In a genre that has a reputation for endlessly pursuing gore, using violence and bloodshed as shortcuts for real scares, Under the Shadow is a welcome surprise. Across the film’s scant 84 minutes there’s hardly a drop of blood shed, and nobody is dismembered, maimed, or separated from their innards. There’s just one death, and it’s an off-screen heart attack. Yet despite all that, Under the Shadow might just end up one of the best horror films of the year.
The debut feature of British director Babak Anvari, the film takes for its inspiration his own childhood in Tehran during the decade-long Iran-Iraq war. Shideh (Narges Rashidi) is a young mother, left to raise her daughter Dorsa (Avin Manshadi) alone in their apartment after her husband, a doctor, is conscripted for a mandatory month of military medical service. Neither her nor Dorsa are sleeping well, and when the young girl begins to talk about seeing and hearing Djinn — malevolent spirits — their quiet life begins to unravel.
In a lot of ways, Under the Shadow plays as a British-Iranian answer to Australia’s The Babadook — much like that film, Anvari’s debut centres on a taut parental relationship, finds horror in children’s nightmares, and continually raises the spectre of mental health, though it ultimately settles for a less ambiguous approach than Jennifer Kent’s creepy delight.

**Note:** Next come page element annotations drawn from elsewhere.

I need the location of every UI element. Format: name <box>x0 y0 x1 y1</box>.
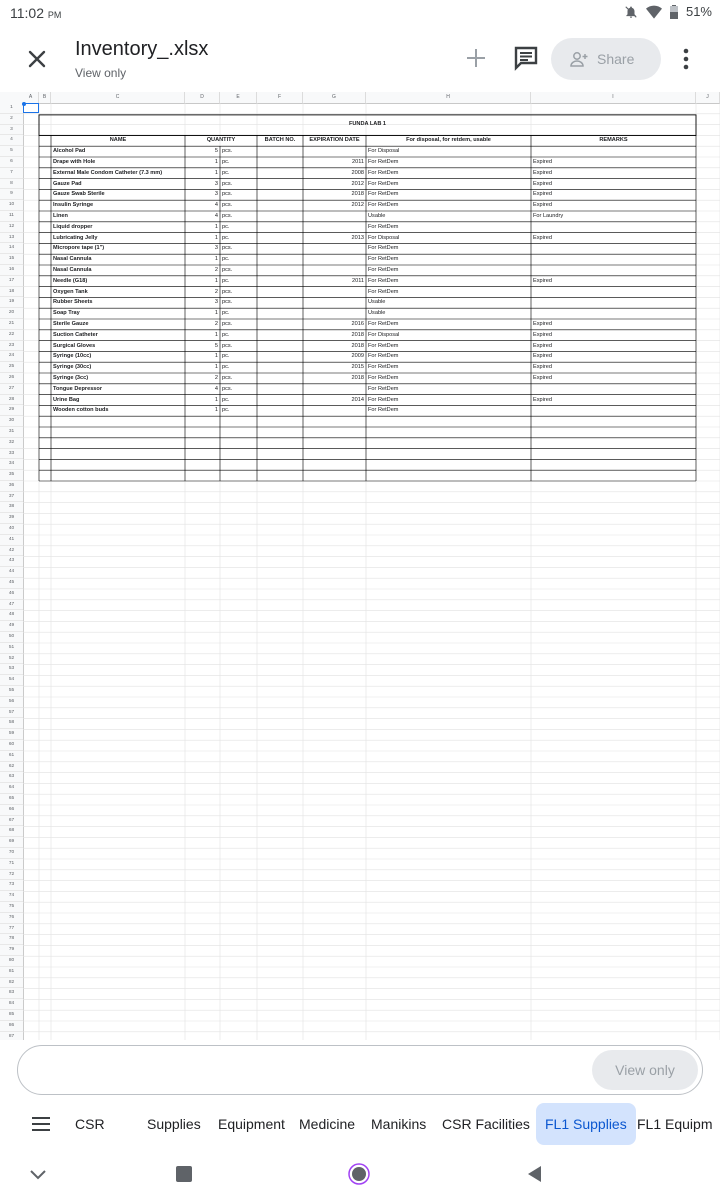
column-header[interactable]: A <box>23 92 39 103</box>
item-remarks: For Laundry <box>533 213 564 219</box>
row-header[interactable]: 69 <box>0 837 23 848</box>
view-only-button[interactable]: View only <box>592 1050 698 1090</box>
share-label: Share <box>597 51 635 67</box>
item-status: Usable <box>368 299 386 306</box>
column-header[interactable]: C <box>51 92 185 103</box>
item-status: For RetDem <box>368 169 399 176</box>
item-unit: pc. <box>222 353 230 360</box>
row-header[interactable]: 58 <box>0 718 23 729</box>
item-remarks: Expired <box>533 331 552 338</box>
item-expiration: 2015 <box>351 364 364 371</box>
item-unit: pcs. <box>222 375 233 381</box>
item-unit: pc. <box>222 277 230 284</box>
row-header[interactable]: 28 <box>0 395 23 406</box>
selected-cell[interactable] <box>23 103 39 113</box>
row-header[interactable]: 13 <box>0 233 23 244</box>
item-remarks: Expired <box>533 159 552 165</box>
sheet-tab[interactable]: CSR Facilities <box>442 1116 530 1132</box>
item-quantity: 3 <box>214 245 218 252</box>
item-remarks <box>533 265 694 276</box>
row-header[interactable]: 23 <box>0 341 23 352</box>
row-header[interactable]: 63 <box>0 772 23 783</box>
column-header[interactable]: E <box>220 92 257 103</box>
item-expiration: 2008 <box>351 169 364 176</box>
item-expiration: 2013 <box>351 234 364 241</box>
item-name: Syringe (3cc) <box>53 375 89 381</box>
row-header[interactable]: 55 <box>0 686 23 697</box>
item-status: For RetDem <box>368 277 399 284</box>
item-name: Liquid dropper <box>53 223 93 230</box>
row-header[interactable]: 51 <box>0 643 23 654</box>
row-header[interactable]: 35 <box>0 470 23 481</box>
column-header[interactable]: D <box>185 92 220 103</box>
row-header[interactable]: 54 <box>0 675 23 686</box>
item-status: For RetDem <box>368 223 399 230</box>
system-nav-bar <box>0 1148 720 1200</box>
nav-recents-icon[interactable] <box>172 1162 196 1186</box>
comment-icon[interactable] <box>512 44 540 72</box>
item-quantity: 1 <box>214 159 218 165</box>
row-header[interactable]: 10 <box>0 200 23 211</box>
item-unit: pcs. <box>222 180 233 187</box>
formula-bar[interactable] <box>17 1045 703 1095</box>
item-remarks <box>533 308 694 319</box>
item-quantity: 3 <box>214 180 218 187</box>
item-remarks: Expired <box>533 353 552 360</box>
row-header[interactable]: 66 <box>0 805 23 816</box>
row-header[interactable]: 79 <box>0 945 23 956</box>
item-expiration <box>305 243 364 254</box>
sheet-tab[interactable]: CSR <box>75 1116 105 1132</box>
item-name: Needle (G18) <box>53 277 88 284</box>
sheet-title: FUNDA LAB 1 <box>348 121 387 128</box>
row-header[interactable]: 50 <box>0 632 23 643</box>
row-header[interactable]: 60 <box>0 740 23 751</box>
item-unit: pcs. <box>222 321 233 327</box>
item-unit: pc. <box>222 169 230 176</box>
more-vert-icon[interactable] <box>676 46 696 72</box>
item-quantity: 5 <box>214 148 218 155</box>
item-unit: pc. <box>222 256 230 263</box>
column-header[interactable]: G <box>303 92 366 103</box>
item-quantity: 1 <box>214 277 218 284</box>
item-unit: pc. <box>222 396 230 403</box>
item-name: Alcohol Pad <box>53 148 86 155</box>
row-header[interactable]: 21 <box>0 319 23 330</box>
item-quantity: 1 <box>214 396 218 403</box>
row-header[interactable]: 74 <box>0 891 23 902</box>
item-name: Insulin Syringe <box>53 202 94 209</box>
row-header[interactable]: 29 <box>0 405 23 416</box>
row-header[interactable]: 52 <box>0 654 23 665</box>
row-headers <box>0 103 24 1040</box>
row-header[interactable]: 11 <box>0 211 23 222</box>
item-quantity: 4 <box>214 202 218 209</box>
item-status: For RetDem <box>368 321 399 327</box>
nav-down-icon[interactable] <box>26 1162 50 1186</box>
row-header[interactable]: 40 <box>0 524 23 535</box>
item-quantity: 4 <box>214 385 218 392</box>
row-header[interactable]: 70 <box>0 848 23 859</box>
item-status: Usable <box>368 213 386 219</box>
row-header[interactable]: 1 <box>0 103 23 114</box>
row-header[interactable]: 19 <box>0 297 23 308</box>
row-header[interactable]: 83 <box>0 988 23 999</box>
item-unit: pc. <box>222 310 230 317</box>
item-name: Micropore tape (1") <box>53 245 105 252</box>
row-header[interactable]: 61 <box>0 751 23 762</box>
item-expiration: 2016 <box>351 321 364 327</box>
item-status: For RetDem <box>368 180 399 187</box>
item-expiration <box>305 384 364 395</box>
item-unit: pcs. <box>222 385 233 392</box>
row-header[interactable]: 33 <box>0 449 23 460</box>
item-status: For RetDem <box>368 267 399 273</box>
item-unit: pcs. <box>222 245 233 252</box>
view-only-subtitle: View only <box>75 66 127 80</box>
sheet-tab[interactable]: FL1 Equipm <box>637 1116 713 1132</box>
row-header[interactable]: 42 <box>0 546 23 557</box>
header-batch: BATCH NO. <box>264 137 296 144</box>
item-remarks: Expired <box>533 375 552 381</box>
status-bar <box>0 0 720 26</box>
item-status: For RetDem <box>368 342 399 349</box>
row-header[interactable]: 5 <box>0 146 23 157</box>
row-header[interactable]: 62 <box>0 762 23 773</box>
item-status: For Disposal <box>368 148 400 155</box>
item-remarks: Expired <box>533 191 552 198</box>
row-header[interactable]: 6 <box>0 157 23 168</box>
row-header[interactable]: 72 <box>0 870 23 881</box>
row-header[interactable]: 30 <box>0 416 23 427</box>
item-remarks: Expired <box>533 234 552 241</box>
sheet-tab[interactable]: Medicine <box>299 1116 356 1132</box>
item-remarks <box>533 405 694 416</box>
item-unit: pcs. <box>222 342 233 349</box>
item-remarks <box>533 287 694 298</box>
row-header[interactable]: 16 <box>0 265 23 276</box>
item-quantity: 3 <box>214 299 218 306</box>
item-status: For RetDem <box>368 396 399 403</box>
item-remarks: Expired <box>533 396 552 403</box>
bell-off-icon <box>624 5 638 19</box>
item-expiration: 2018 <box>351 191 364 198</box>
row-header[interactable]: 15 <box>0 254 23 265</box>
row-header[interactable]: 24 <box>0 351 23 362</box>
row-header[interactable]: 45 <box>0 578 23 589</box>
header-expiration: EXPIRATION DATE <box>309 137 360 144</box>
column-header[interactable]: I <box>531 92 696 103</box>
item-expiration <box>305 297 364 308</box>
item-status: For Disposal <box>368 234 400 241</box>
sheet-tab[interactable]: Equipment <box>218 1116 285 1132</box>
item-quantity: 3 <box>214 191 218 198</box>
item-remarks <box>533 254 694 265</box>
item-expiration: 2012 <box>351 202 364 209</box>
battery-percent: 51% <box>685 4 712 19</box>
row-header[interactable]: 18 <box>0 287 23 298</box>
row-header[interactable]: 3 <box>0 125 23 136</box>
spreadsheet-grid[interactable] <box>0 92 720 1040</box>
sheet-tab[interactable]: Supplies <box>147 1116 201 1132</box>
item-quantity: 1 <box>214 407 218 414</box>
item-quantity: 5 <box>214 342 218 349</box>
row-header[interactable]: 53 <box>0 664 23 675</box>
item-name: Wooden cotton buds <box>53 407 109 414</box>
app-bar <box>0 26 720 92</box>
item-unit: pcs. <box>222 267 233 273</box>
nav-home-icon[interactable] <box>347 1162 371 1186</box>
row-header[interactable]: 76 <box>0 913 23 924</box>
item-expiration <box>305 146 364 157</box>
share-button[interactable] <box>551 38 661 80</box>
item-unit: pc. <box>222 364 230 371</box>
header-remarks: REMARKS <box>599 137 628 144</box>
item-status: For RetDem <box>368 385 399 392</box>
row-header[interactable]: 26 <box>0 373 23 384</box>
row-header[interactable]: 7 <box>0 168 23 179</box>
item-name: Drape with Hole <box>53 159 96 165</box>
row-header[interactable]: 87 <box>0 1032 23 1040</box>
menu-icon[interactable] <box>30 1113 52 1135</box>
row-header[interactable]: 36 <box>0 481 23 492</box>
item-expiration: 2018 <box>351 331 364 338</box>
row-header[interactable]: 48 <box>0 610 23 621</box>
row-header[interactable]: 2 <box>0 114 23 125</box>
item-unit: pc. <box>222 223 230 230</box>
item-quantity: 1 <box>214 331 218 338</box>
share-person-icon <box>569 51 589 67</box>
item-name: Gauze Pad <box>53 180 82 187</box>
item-remarks <box>533 146 694 157</box>
item-unit: pcs. <box>222 148 233 155</box>
battery-icon <box>670 5 678 19</box>
item-status: For Disposal <box>368 331 400 338</box>
row-header[interactable]: 57 <box>0 708 23 719</box>
item-remarks: Expired <box>533 180 552 187</box>
row-header[interactable]: 59 <box>0 729 23 740</box>
column-header[interactable]: F <box>257 92 303 103</box>
item-unit: pcs. <box>222 191 233 198</box>
sheet-tab[interactable]: Manikins <box>371 1116 427 1132</box>
row-header[interactable]: 78 <box>0 934 23 945</box>
column-header[interactable]: H <box>366 92 531 103</box>
row-header[interactable]: 20 <box>0 308 23 319</box>
row-header[interactable]: 47 <box>0 600 23 611</box>
row-header[interactable]: 65 <box>0 794 23 805</box>
item-quantity: 1 <box>214 256 218 263</box>
row-header[interactable]: 84 <box>0 999 23 1010</box>
row-header[interactable]: 25 <box>0 362 23 373</box>
row-header[interactable]: 44 <box>0 567 23 578</box>
item-quantity: 1 <box>214 169 218 176</box>
item-unit: pcs. <box>222 299 233 306</box>
item-expiration: 2011 <box>351 277 364 284</box>
item-name: Suction Catheter <box>53 331 98 338</box>
item-name: Surgical Gloves <box>53 342 96 349</box>
item-quantity: 2 <box>214 321 218 327</box>
row-header[interactable]: 64 <box>0 783 23 794</box>
row-header[interactable]: 75 <box>0 902 23 913</box>
item-name: Sterile Gauze <box>53 321 89 327</box>
row-header[interactable]: 46 <box>0 589 23 600</box>
item-name: Lubricating Jelly <box>53 234 98 241</box>
item-expiration: 2018 <box>351 375 364 381</box>
row-header[interactable]: 27 <box>0 384 23 395</box>
item-unit: pc. <box>222 407 230 414</box>
item-remarks <box>533 222 694 233</box>
row-header[interactable]: 43 <box>0 556 23 567</box>
page-title: Inventory_.xlsx <box>75 38 209 60</box>
item-status: For RetDem <box>368 375 399 381</box>
item-expiration: 2018 <box>351 342 364 349</box>
row-header[interactable]: 56 <box>0 697 23 708</box>
item-expiration: 2014 <box>351 396 364 403</box>
item-quantity: 1 <box>214 353 218 360</box>
row-header[interactable]: 14 <box>0 243 23 254</box>
item-status: Usable <box>368 310 386 317</box>
item-expiration: 2011 <box>351 159 364 165</box>
item-remarks <box>533 384 694 395</box>
row-header[interactable]: 34 <box>0 459 23 470</box>
item-name: Urine Bag <box>53 396 80 403</box>
row-header[interactable]: 67 <box>0 816 23 827</box>
row-header[interactable]: 82 <box>0 978 23 989</box>
item-quantity: 1 <box>214 223 218 230</box>
item-quantity: 2 <box>214 267 218 273</box>
item-status: For RetDem <box>368 191 399 198</box>
row-header[interactable]: 38 <box>0 502 23 513</box>
item-name: Soap Tray <box>53 310 80 317</box>
header-name: NAME <box>109 137 127 144</box>
row-header[interactable]: 8 <box>0 179 23 190</box>
item-status: For RetDem <box>368 245 399 252</box>
item-status: For RetDem <box>368 202 399 209</box>
item-unit: pcs. <box>222 288 233 295</box>
item-quantity: 2 <box>214 288 218 295</box>
row-header[interactable]: 73 <box>0 880 23 891</box>
item-expiration <box>305 287 364 298</box>
item-quantity: 4 <box>214 213 218 219</box>
item-remarks: Expired <box>533 364 552 371</box>
item-unit: pcs. <box>222 213 233 219</box>
row-header[interactable]: 17 <box>0 276 23 287</box>
row-header[interactable]: 81 <box>0 967 23 978</box>
item-quantity: 1 <box>214 364 218 371</box>
item-status: For RetDem <box>368 159 399 165</box>
item-status: For RetDem <box>368 364 399 371</box>
item-quantity: 2 <box>214 375 218 381</box>
column-header[interactable]: J <box>696 92 720 103</box>
column-header[interactable]: B <box>39 92 51 103</box>
item-remarks: Expired <box>533 202 552 209</box>
status-time: 11:02 PM <box>10 5 62 21</box>
item-expiration: 2009 <box>351 353 364 360</box>
row-header[interactable]: 31 <box>0 427 23 438</box>
item-name: Gauze Swab Sterile <box>53 191 105 198</box>
row-header[interactable]: 32 <box>0 438 23 449</box>
item-remarks <box>533 297 694 308</box>
item-remarks: Expired <box>533 342 552 349</box>
item-name: Tongue Depressor <box>53 385 103 392</box>
item-quantity: 1 <box>214 310 218 317</box>
item-name: Linen <box>53 213 68 219</box>
row-header[interactable]: 37 <box>0 492 23 503</box>
sheet-tabs <box>0 1103 720 1145</box>
item-status: For RetDem <box>368 407 399 414</box>
item-status: For RetDem <box>368 256 399 263</box>
item-remarks <box>533 243 694 254</box>
item-remarks: Expired <box>533 321 552 327</box>
item-unit: pcs. <box>222 202 233 209</box>
item-remarks: Expired <box>533 277 552 284</box>
item-remarks: Expired <box>533 169 552 176</box>
item-expiration <box>305 222 364 233</box>
item-expiration <box>305 254 364 265</box>
item-expiration <box>305 308 364 319</box>
close-icon[interactable] <box>22 44 52 74</box>
item-name: Syringe (30cc) <box>53 364 92 371</box>
item-status: For RetDem <box>368 353 399 360</box>
item-name: External Male Condom Catheter (7.3 mm) <box>53 169 163 176</box>
wifi-icon <box>646 5 662 19</box>
row-header[interactable]: 71 <box>0 859 23 870</box>
item-expiration: 2012 <box>351 180 364 187</box>
row-header[interactable]: 4 <box>0 135 23 146</box>
nav-back-icon[interactable] <box>523 1162 547 1186</box>
row-header[interactable]: 68 <box>0 826 23 837</box>
row-header[interactable]: 85 <box>0 1010 23 1021</box>
row-header[interactable]: 41 <box>0 535 23 546</box>
item-unit: pc. <box>222 159 230 165</box>
row-header[interactable]: 80 <box>0 956 23 967</box>
item-unit: pc. <box>222 331 230 338</box>
item-expiration <box>305 405 364 416</box>
item-name: Nasal Cannula <box>53 267 92 273</box>
item-name: Rubber Sheets <box>53 299 93 306</box>
row-header[interactable]: 86 <box>0 1021 23 1032</box>
item-name: Nasal Cannula <box>53 256 92 263</box>
item-unit: pc. <box>222 234 230 241</box>
row-header[interactable]: 12 <box>0 222 23 233</box>
header-quantity: QUANTITY <box>206 137 236 144</box>
item-status: For RetDem <box>368 288 399 295</box>
item-expiration <box>305 265 364 276</box>
row-header[interactable]: 49 <box>0 621 23 632</box>
item-quantity: 1 <box>214 234 218 241</box>
row-header[interactable]: 39 <box>0 513 23 524</box>
row-header[interactable]: 22 <box>0 330 23 341</box>
sheet-tab[interactable]: FL1 Supplies <box>536 1103 636 1145</box>
item-name: Oxygen Tank <box>53 288 88 295</box>
item-expiration <box>305 211 364 222</box>
row-header[interactable]: 9 <box>0 189 23 200</box>
cell-area[interactable] <box>23 103 720 1040</box>
item-name: Syringe (10cc) <box>53 353 92 360</box>
row-header[interactable]: 77 <box>0 924 23 935</box>
plus-icon[interactable] <box>462 44 490 72</box>
header-disposal: For disposal, for retdem, usable <box>406 137 491 144</box>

The ‘80s Tehran setting proves a rich one, and in focussing on the supernatural Anvari finds a new angle into the war. We’ve seen the bombings and the misogyny before in the likes of Persepolis (not to mention the Jane Fonda workout videos that firmly place it in the decade), but by combining the threats of Iraqi missiles with Middle Eastern mythology, Under the Shadow finds new space to explore questions of belief against the backdrop of religious extremism.
Those looking for introspective, avant garde fare along the lines of last year’s A Girl Walks Home Alone at Night might find themselves disappointed though. There are interesting ideas and stylistic choices at play here (most of all a bravura nightmare sequence playing with perspective) but for the most part Anvari is content to aim for a simpler goal: scaring the absolute hell out of the audience. And from the first jump cut to the final harrowing escape, he pulls it off spectacularly.
Under the Shadow strips horror back to the basics, and proves you don’t need much to create total terror.